Units. Knowing more about the number of units sold is important, and is
something that is generally known to large companies that can afford to
purchase the expensive reports from IQVIA.8 This data should be public, and
available to everyone.

Geographic segments. At a minimum, data on sales and units should be broken
down by the U.S. and the rest of the world, but more detailed
disaggregating would be even more useful. If one is concerned about access
in developing countries, having sales and unit data for developing
countries will reveal a good deal about the vast inequalities of access to
many important treatments.

Research and Development Costs. The only reason to grant monopolies and
endure high prices is to reward investments in successful research and
development. That said, governments do not have useful information on R&D
spending by companies. Several bills have been proposed that would require
disclosures of R&D outlays relating to specific products.

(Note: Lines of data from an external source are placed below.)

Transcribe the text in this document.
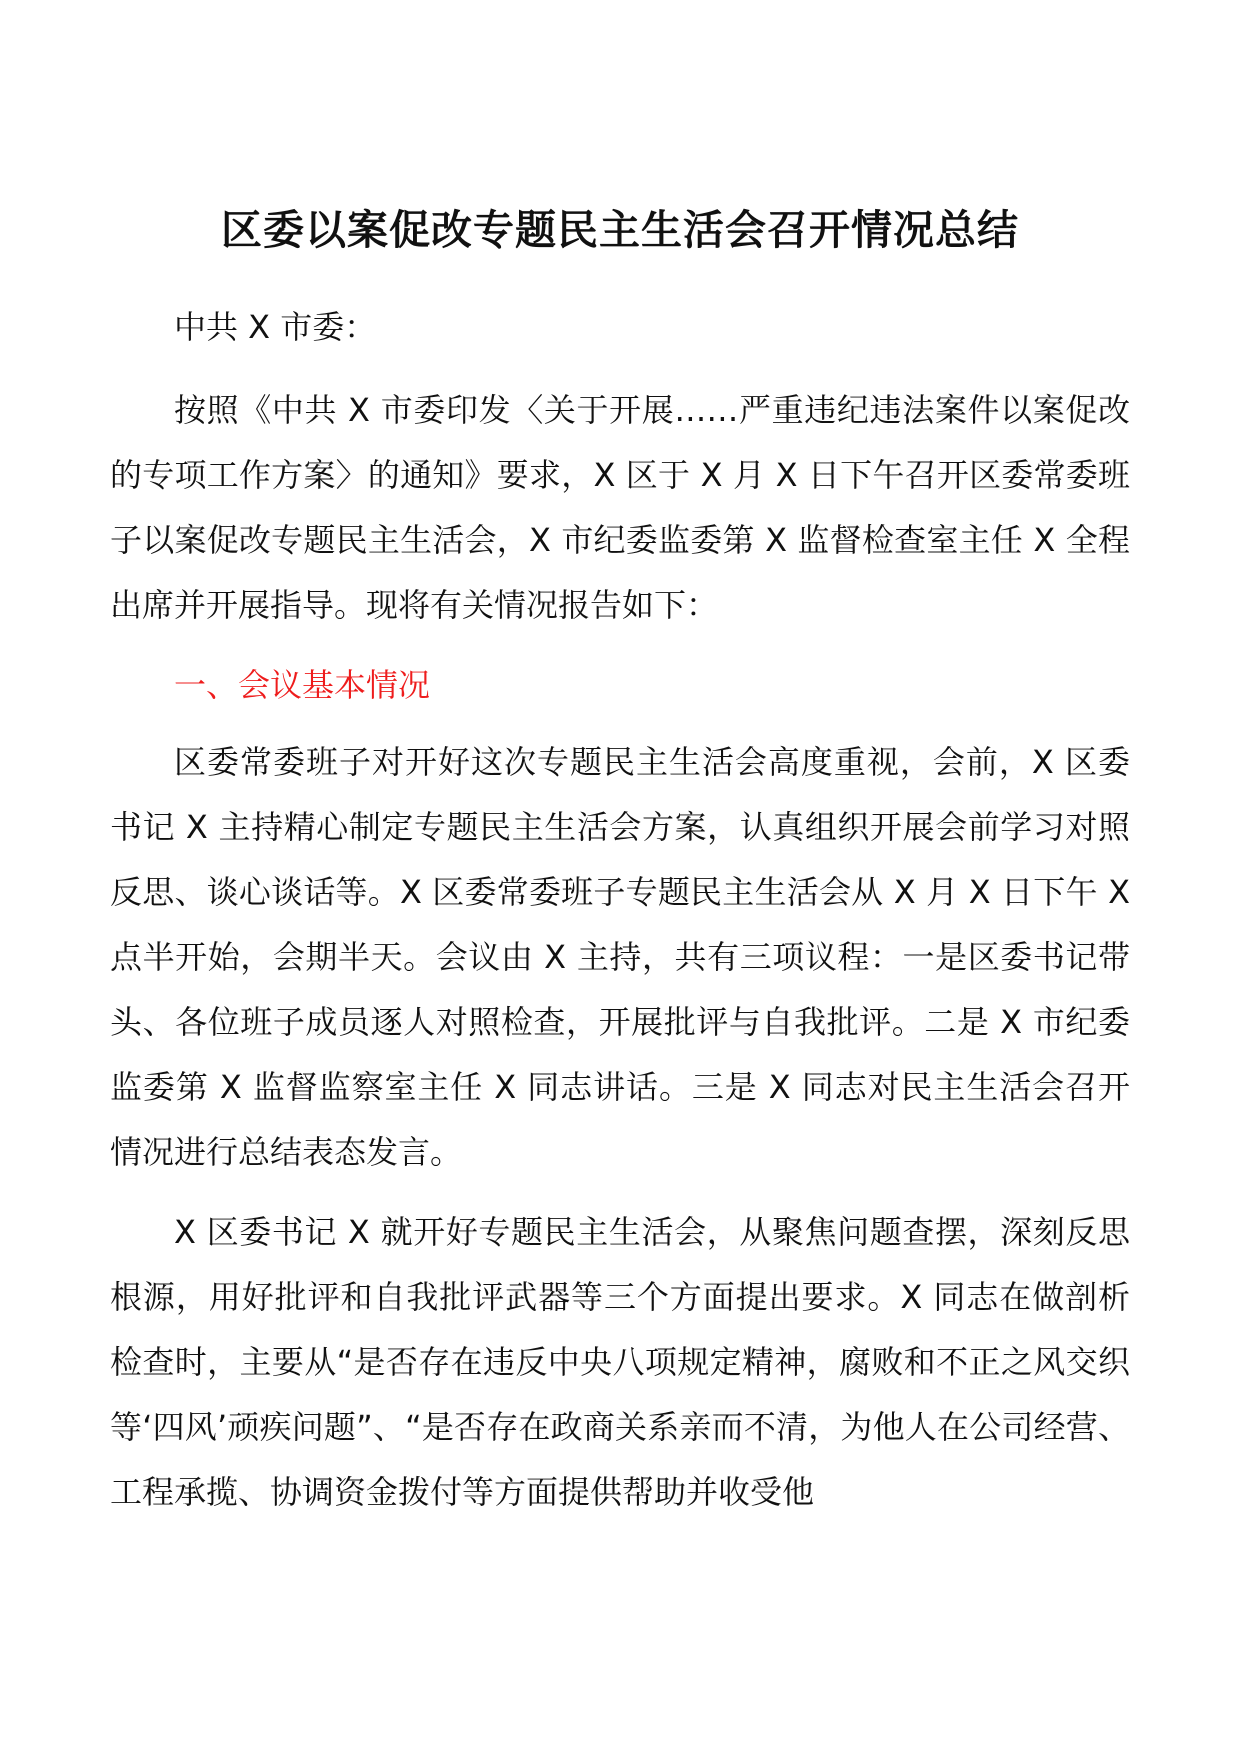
区委以案促改专题民主生活会召开情况总结

中共 X 市委：

按照《中共 X 市委印发〈关于开展……严重违纪违法案件以案促改的专项工作方案〉的通知》要求，X 区于 X 月 X 日下午召开区委常委班子以案促改专题民主生活会，X 市纪委监委第 X 监督检查室主任 X 全程出席并开展指导。现将有关情况报告如下：

一、会议基本情况

区委常委班子对开好这次专题民主生活会高度重视，会前，X 区委书记 X 主持精心制定专题民主生活会方案，认真组织开展会前学习对照反思、谈心谈话等。X 区委常委班子专题民主生活会从 X 月 X 日下午 X 点半开始，会期半天。会议由 X 主持，共有三项议程：一是区委书记带头、各位班子成员逐人对照检查，开展批评与自我批评。二是 X 市纪委监委第 X 监督监察室主任 X 同志讲话。三是 X 同志对民主生活会召开情况进行总结表态发言。

X 区委书记 X 就开好专题民主生活会，从聚焦问题查摆，深刻反思根源，用好批评和自我批评武器等三个方面提出要求。X 同志在做剖析检查时，主要从“是否存在违反中央八项规定精神，腐败和不正之风交织等‘四风’顽疾问题”、“是否存在政商关系亲而不清，为他人在公司经营、工程承揽、协调资金拨付等方面提供帮助并收受他
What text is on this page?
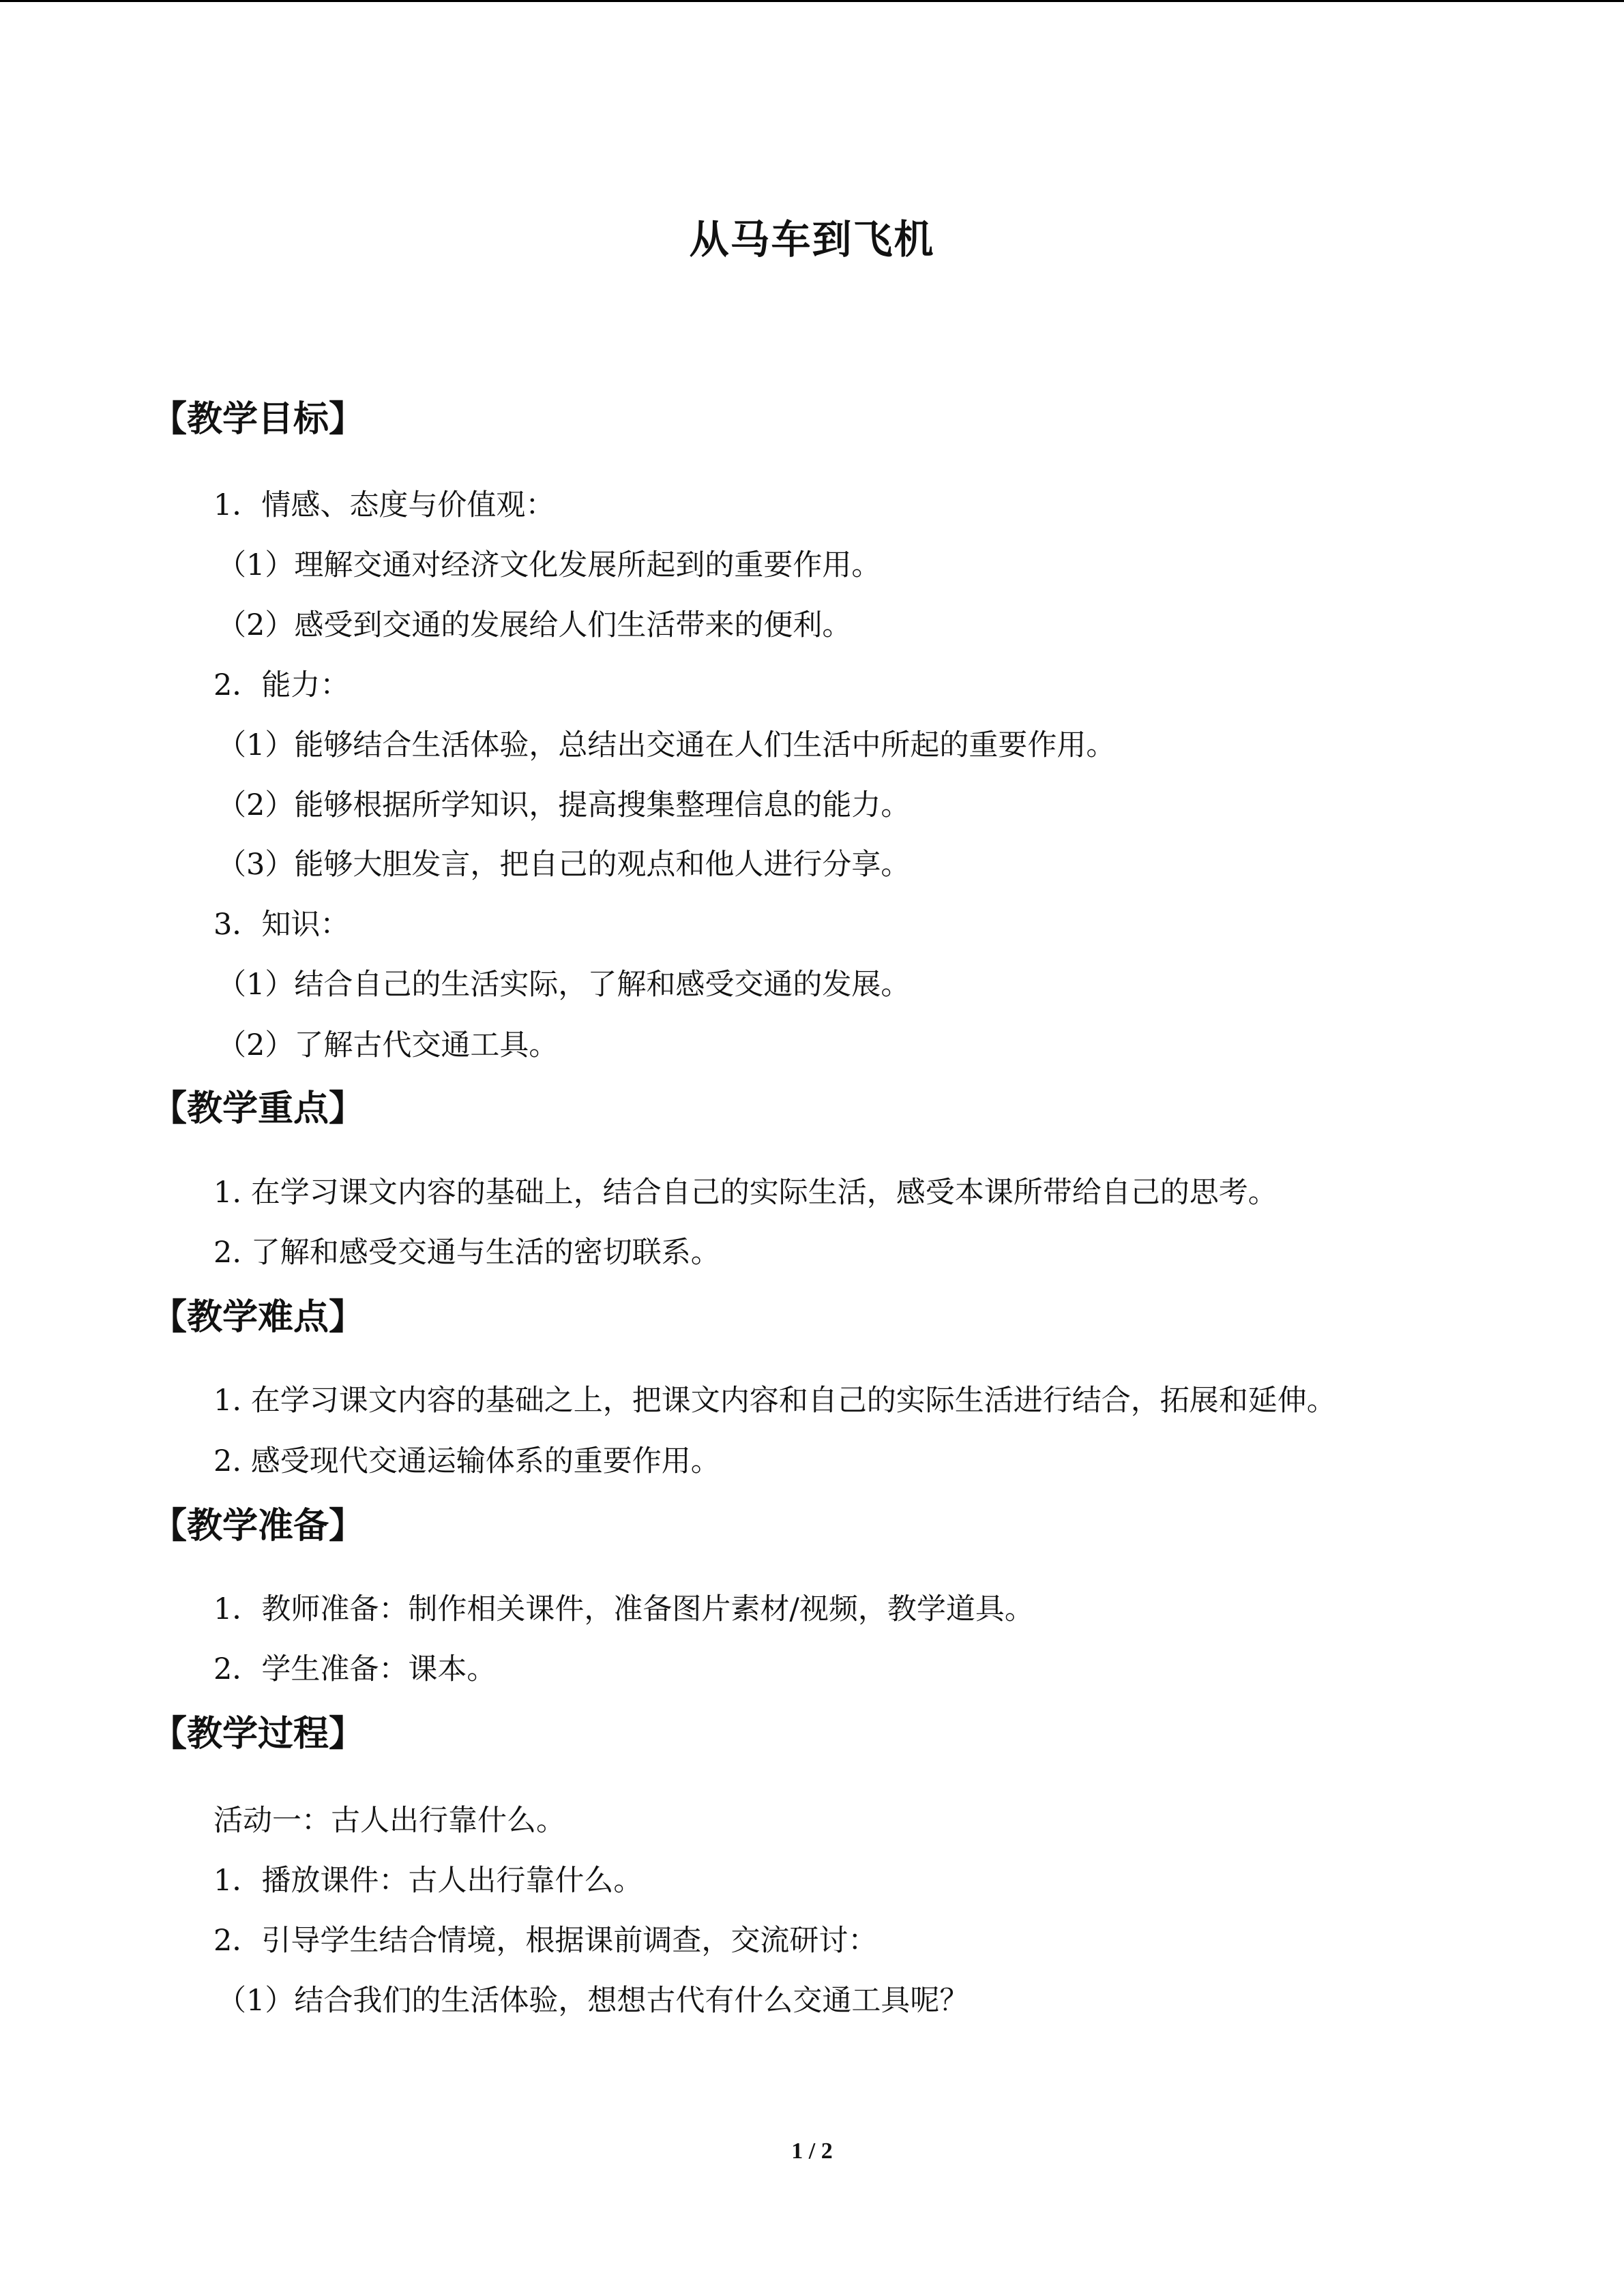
从马车到飞机
【教学目标】
1．情感、态度与价值观：
（1）理解交通对经济文化发展所起到的重要作用。
（2）感受到交通的发展给人们生活带来的便利。
2．能力：
（1）能够结合生活体验，总结出交通在人们生活中所起的重要作用。
（2）能够根据所学知识，提高搜集整理信息的能力。
（3）能够大胆发言，把自己的观点和他人进行分享。
3．知识：
（1）结合自己的生活实际，了解和感受交通的发展。
（2）了解古代交通工具。
【教学重点】
1. 在学习课文内容的基础上，结合自己的实际生活，感受本课所带给自己的思考。
2. 了解和感受交通与生活的密切联系。
【教学难点】
1. 在学习课文内容的基础之上，把课文内容和自己的实际生活进行结合，拓展和延伸。
2. 感受现代交通运输体系的重要作用。
【教学准备】
1．教师准备：制作相关课件，准备图片素材/视频，教学道具。
2．学生准备：课本。
【教学过程】
活动一：古人出行靠什么。
1．播放课件：古人出行靠什么。
2．引导学生结合情境，根据课前调查，交流研讨：
（1）结合我们的生活体验，想想古代有什么交通工具呢？
1 / 2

Clinical trial costs. In our view, the initial focus on disclosure should
be on the costs of clinical trials, and in particular, the costs of each
trial separately.

Clinical trial costs are the largest element of R&D costs, and they can be
directly attributed to specific products or services.

If Congress wanted to only require that some trials be reported, it could
limit the disclosure to trials used to obtain regulatory approval. Having
all trials reported would be better, and it is hard to know why this is not
done already. The key input in a trial is a patient who puts their own
health at risk to test a new medical technology. The NIH has a registry for
clinical trials, which companies are encouraged to use, that has several
different fields, including one identifying who sponsors the trial and
another to indicate whether “industry,” the NIH or another group funded the
trial, but there is no disclosure of the actual costs of the trial.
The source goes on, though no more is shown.